Damit berichtet die Klägerin lediglich über die hinter den Beklagten stehenden Unternehmerpersönlichkeiten, nämlich deren augenfällige Gemeinsamkeit, Scientologen zu sein und somit einen Teil der Scientology-Organisation darzustellen. Damit hat die Klägerin eine wahre Tatsache behauptet.

Gleichwohl ist eine derartige pressemäßige Äußerung nicht ohne weiteres gerechtfertigt. Denn auch die Verbreitung wahrer Tatsachen über ein Unternehmen kann einen rechtswidrigen Eingriff in das Recht auf freie Entfaltung im Sinne der wirtschaftlichen Betätigung, die als Teil der allgemeinen Handlungsfreiheit durch Art. 2 Abs. 1 Grundgesetz geschützt wird5, darstellen, welches unter anderem das Recht beinhaltet, seine innerbetriebliche Sphäre vor der Öffentlichkeit geheimzuhalten6. [...]

Wegen der Gefahr der schleichenden Unterminierung von Gesellschaft, Kultur und Wirtschaft durch die weithin suspekte Scientology-Organisation erfordert es einen besonderen Augenmerk, mit welchem Netz wirtschaftlicher Verflechtungen Angehörige dieser Bewegung bereits ein besonders sensibles Betätigungsfeld wie den Umwandlungsmarkt für sich vereinnahmt haben. Die Öffentlichkeit hat einen Anspruch darauf zu erfahren, wessen Geistes Kind die wirtschaftlichen Eigentümer und Handelnden dieser Unternehmen, also auch der Beklagten, sind, zumal die bemerkenswerte Konzentration mit einer drohenden Monopolisierung des Hamburger Marktes für Wohnungsumwandlungen nicht im volkswirtschaftlichen Interesse liegt.

Dahinter muß das Interesse des Unternehmens, seine Gesellschafter- und Führungsstruktur sowie die darin zum Ausdruck kommenden Intentionen in gewählter Anonymität zu halten – zumal ohne Nennung der entsprechenden Personen –, zurücktreten. Denn bei der Scientology-Organisation handelt es sich um eine in der Öffentlichkeit sehr zwiespältig betrachtete Vereinigung, was wiederum auf deren Anhänger ausstrahlt, woran sich die von diesen betriebenen Unternehmen ihrerseits messen lassen müssen.

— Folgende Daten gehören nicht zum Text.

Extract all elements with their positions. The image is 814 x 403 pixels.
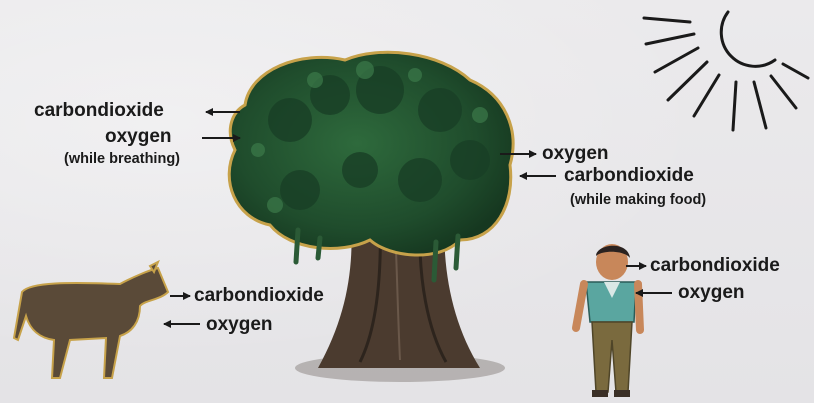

Es besteht daher ein grundsätzliches Interesse, umfassend über die Gemeinschaft und über ihre Mitglieder, soweit sie nach außen tätig werden, unterrichtet zu werden.

Dieses Informationsbedürfnis erstreckt sich jedenfalls auch dann auf die von ihnen betriebenen Unternehmungen, wenn erst durch eine Aufdeckung der konzernmäßigen Verflechtungen erhellt werden kann, daß sie bereits wesentliche Teile des Marktes beherrschen, also bedeutend sind. Denn damit haben diese Firmen sich selbst einen Anspruch, also Öffentlichkeitswert gegeben, der eine Berichterstattung über sie und die dahinterstehenden „Macher“ rechtfertigt sowie auch die Angabe öffentlich bedeutsamer Gruppenmerkmale umfaßt.

Diese Voraussetzungen sind hier gegeben, da erst der Umfang der Marktteilnahme und die Durchleuchtung der Interessenidentität dem Geschehen Nachrichtenwert vermittelt haben. Das Recht der Beklagten auf unternehmerische Selbstbestimmung ist deshalb vorliegend geringer zu werten als die Pressefreiheit der Klägerin [...].

Dabei können die Beklagten für sich das Grundrecht der negativen Bekenntnisfreiheit aus Art. 4, 19 Abs. 3 GG nicht in Anspruch nehmen, weil sie bereits nach ihrem eigenen Vortrag nur die eigene Erwerbstätigkeit und nicht etwa die Finanzierung einer Religions- oder Weltanschauungsgemeinschaft zum Ziel haben7.